Principal Investigator: Dr Tyler Ralston
Department: Tesseract Health, Inc., New York, USATags: 55407, Computer Vision, deep learning, Imaging, interpretability, ophthalmology, retina
There are many unmet needs in ophthalmology that lead to preventable blindness. Across the world, there is an increase in individuals needing proactive access to eye care to prevent blindness or to manage existing conditions. This increase has outpaced the number of trained doctors who can help screen, diagnose, and monitor eye disease, resulting in an access issue. AI can help improve access to support the early identification of disease. Where humans are unable to make time to look at all the images for patients, AI can help examine or diagnose a larger volume and ask for human help only in unclear cases. Furthermore, where ophthalmologists are able to see patients, AI can assist them by identifying and surfacing relevant information quickly.

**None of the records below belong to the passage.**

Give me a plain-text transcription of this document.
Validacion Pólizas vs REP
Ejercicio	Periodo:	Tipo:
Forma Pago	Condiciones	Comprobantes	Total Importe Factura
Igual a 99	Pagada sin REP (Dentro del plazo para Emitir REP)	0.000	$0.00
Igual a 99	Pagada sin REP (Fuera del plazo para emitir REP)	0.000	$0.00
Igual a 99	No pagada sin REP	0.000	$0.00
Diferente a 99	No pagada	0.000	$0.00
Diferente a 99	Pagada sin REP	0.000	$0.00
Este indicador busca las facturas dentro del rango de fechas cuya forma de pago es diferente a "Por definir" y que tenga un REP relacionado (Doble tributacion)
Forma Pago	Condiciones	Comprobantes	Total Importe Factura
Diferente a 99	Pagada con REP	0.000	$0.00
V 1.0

These approaches have not yet been widely implemented because current AI systems do not integrate the broad information used by humans to make decisions. Instead, most current systems use a single imaging modality as the input. Additionally, these systems do not yet do a good enough job of explaining how they reached their conclusion for each patient. Our goal is to engineer better AI systems that use all of the available ophthalmological imaging modalities to make diagnoses and provide high-quality explanations for their decisions. As we make progress towards our goal, we believe that more people will be able to be screened and diagnosed for their eye conditions sooner, which will ensure that they receive the treatment they need before their health suffers. Specifically, conditions like AMD, glaucoma, and diabetic retinopathy will see major reductions in the number of patients adversely impacted. Our project is forward-looking, so we anticipate a three year timeline to fully take advantage of rapid innovations in computer vision.